Amaba con tanta más pasión cuanto que amaba con ignorancia. No sabía si era algo malo o bueno, útil o peligroso, necesario o mortal, eterno o pasajero, permitido o prohibido; estaba enamorada. Se habría quedado muy asombrada si le hubieran dicho: ¿Que no duerme? Pero ¡si está prohibido! ¿Que no come? Pero ¡si eso está muy mal! ¿Que tiene opresiones y palpitaciones? Pero ¡si eso no se hace! ¿Que se ruboriza y se pone pálida cuando cierta persona vestida de negro asoma por la punta de cierto paseo verde? Pero ¡si eso es abominable! No lo habría entendido y habría contestado: ¿Cómo puedo tener la culpa de algo en que no puedo hacer nada y de lo que no sé nada?

Dio la casualidad de que el amor que se le presentó era precisamente el que mejor convenía al estado de ánimo en que estaba. Era como una adoración a distancia, una contemplación muda, la deificación de un desconocido. Era la aparición de la adolescencia a la adolescencia, el sueño de las noches convertido en novela sin dejar de ser sueño, el fantasma ansiado hecho por fin realidad y carne, aunque no tuviera aún ni nombre, ni tacha, ni reproche, ni exigencia ni defecto; en pocas palabras, el amante lejano que seguía en el ámbito de lo ideal; una quimera que tenía forma. Cualquier encuentro más palpable y más cercano habría espantado a Cosette, medio sumida aún en la bruma de aumento del claustro. Tenía todos los miedos de los niños y todos los miedos de las monjas revueltos. El espíritu del convento, del que se había imbuido durante cinco años, aún se estaba evaporando despacio de toda ella y hacía que todo se estremeciera en torno. En situación tal, no era un amante lo que necesitaba, si tan siquiera un enamorado, era una visión. Empezó a adorar a Marius como a algo delicioso, luminoso e imposible.

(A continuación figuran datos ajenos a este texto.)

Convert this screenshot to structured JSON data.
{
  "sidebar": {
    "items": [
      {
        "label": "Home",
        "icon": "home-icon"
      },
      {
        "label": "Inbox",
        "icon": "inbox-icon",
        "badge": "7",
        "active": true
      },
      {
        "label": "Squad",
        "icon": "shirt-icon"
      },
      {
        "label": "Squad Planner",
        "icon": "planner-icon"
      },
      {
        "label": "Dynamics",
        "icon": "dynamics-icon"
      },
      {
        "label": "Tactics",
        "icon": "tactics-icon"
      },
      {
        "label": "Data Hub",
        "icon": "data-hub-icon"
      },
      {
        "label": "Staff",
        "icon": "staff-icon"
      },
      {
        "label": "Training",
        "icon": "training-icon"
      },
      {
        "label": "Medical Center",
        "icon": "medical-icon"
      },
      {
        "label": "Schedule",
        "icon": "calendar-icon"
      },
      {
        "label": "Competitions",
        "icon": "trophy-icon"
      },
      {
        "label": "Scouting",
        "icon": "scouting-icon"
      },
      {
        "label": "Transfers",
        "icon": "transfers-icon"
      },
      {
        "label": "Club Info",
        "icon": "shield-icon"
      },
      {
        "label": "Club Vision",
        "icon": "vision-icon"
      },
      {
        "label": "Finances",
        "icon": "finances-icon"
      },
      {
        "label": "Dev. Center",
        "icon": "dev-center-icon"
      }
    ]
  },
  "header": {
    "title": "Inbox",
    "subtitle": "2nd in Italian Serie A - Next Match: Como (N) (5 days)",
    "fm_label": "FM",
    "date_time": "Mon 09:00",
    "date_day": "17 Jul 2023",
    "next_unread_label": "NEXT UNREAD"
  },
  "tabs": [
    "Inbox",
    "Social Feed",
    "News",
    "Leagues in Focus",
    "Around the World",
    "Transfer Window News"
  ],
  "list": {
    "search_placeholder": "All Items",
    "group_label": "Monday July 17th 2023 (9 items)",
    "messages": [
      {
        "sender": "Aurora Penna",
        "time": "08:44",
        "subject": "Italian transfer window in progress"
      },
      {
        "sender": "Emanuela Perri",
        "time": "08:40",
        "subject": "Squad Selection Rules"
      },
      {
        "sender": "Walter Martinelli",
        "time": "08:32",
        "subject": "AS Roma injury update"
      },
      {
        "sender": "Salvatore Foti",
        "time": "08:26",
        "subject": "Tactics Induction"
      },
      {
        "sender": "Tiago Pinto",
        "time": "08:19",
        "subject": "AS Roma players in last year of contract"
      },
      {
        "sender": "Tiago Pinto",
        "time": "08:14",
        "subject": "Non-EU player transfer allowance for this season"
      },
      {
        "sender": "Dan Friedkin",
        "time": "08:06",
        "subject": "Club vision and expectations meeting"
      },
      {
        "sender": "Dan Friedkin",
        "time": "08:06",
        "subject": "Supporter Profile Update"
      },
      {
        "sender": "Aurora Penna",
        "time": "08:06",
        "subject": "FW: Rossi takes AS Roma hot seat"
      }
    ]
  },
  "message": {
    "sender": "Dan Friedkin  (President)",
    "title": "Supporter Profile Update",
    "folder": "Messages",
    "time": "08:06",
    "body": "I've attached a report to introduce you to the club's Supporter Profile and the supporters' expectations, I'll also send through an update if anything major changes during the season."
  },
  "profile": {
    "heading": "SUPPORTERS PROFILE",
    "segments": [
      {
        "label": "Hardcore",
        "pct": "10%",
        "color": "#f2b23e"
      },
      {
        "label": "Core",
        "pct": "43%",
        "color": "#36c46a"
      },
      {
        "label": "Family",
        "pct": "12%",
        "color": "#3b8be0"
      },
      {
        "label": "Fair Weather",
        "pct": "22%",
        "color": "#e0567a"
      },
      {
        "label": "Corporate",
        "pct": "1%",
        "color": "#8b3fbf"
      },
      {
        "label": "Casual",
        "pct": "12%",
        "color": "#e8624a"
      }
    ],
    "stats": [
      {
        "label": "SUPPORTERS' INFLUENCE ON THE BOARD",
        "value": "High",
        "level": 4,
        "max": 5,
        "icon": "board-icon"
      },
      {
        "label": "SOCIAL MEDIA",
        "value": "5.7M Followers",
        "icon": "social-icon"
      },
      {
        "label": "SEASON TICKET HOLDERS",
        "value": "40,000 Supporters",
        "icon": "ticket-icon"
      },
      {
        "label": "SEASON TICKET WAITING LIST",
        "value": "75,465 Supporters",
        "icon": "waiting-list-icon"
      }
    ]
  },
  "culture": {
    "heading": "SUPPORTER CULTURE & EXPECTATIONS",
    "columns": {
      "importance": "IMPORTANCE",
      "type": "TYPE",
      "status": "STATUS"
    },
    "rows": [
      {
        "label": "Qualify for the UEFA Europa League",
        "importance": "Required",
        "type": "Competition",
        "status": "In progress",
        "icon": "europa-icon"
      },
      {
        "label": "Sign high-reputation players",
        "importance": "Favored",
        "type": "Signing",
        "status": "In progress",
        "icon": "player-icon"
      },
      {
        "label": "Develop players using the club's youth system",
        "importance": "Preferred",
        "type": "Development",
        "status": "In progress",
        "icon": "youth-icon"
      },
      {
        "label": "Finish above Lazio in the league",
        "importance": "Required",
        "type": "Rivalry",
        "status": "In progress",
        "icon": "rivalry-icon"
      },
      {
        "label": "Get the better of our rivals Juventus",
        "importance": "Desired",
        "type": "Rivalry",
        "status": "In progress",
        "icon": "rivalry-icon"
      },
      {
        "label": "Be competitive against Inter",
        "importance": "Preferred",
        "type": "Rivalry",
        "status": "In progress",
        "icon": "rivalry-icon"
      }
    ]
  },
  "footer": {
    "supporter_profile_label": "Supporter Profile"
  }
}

Como el candor extremado linda con la coquetería extremada, le sonreía con la mayor franqueza.

Esperaba a diario con impaciencia la hora del paseo, coincidía allí con Marius, se sentía indeciblemente feliz y creía que manifestaba sinceramente lo que pensaba cuando le decía a Jean Valjean: «¡Qué parque tan delicioso es Le Luxembourg!».

Marius y Cosette se hallaban en una oscuridad mutua. No se hablaban, no se saludaban, no se conocían; se veían; e igual que los astros en el cielo, a los que separan millones de leguas, vivían de mirarse.

Así iba haciéndose mujer Cosette poco a poco y se desarrollaba, hermosa y enamorada, con la conciencia de su belleza y la ignorancia de su amor. Y, de propina, coqueta de puro inocente.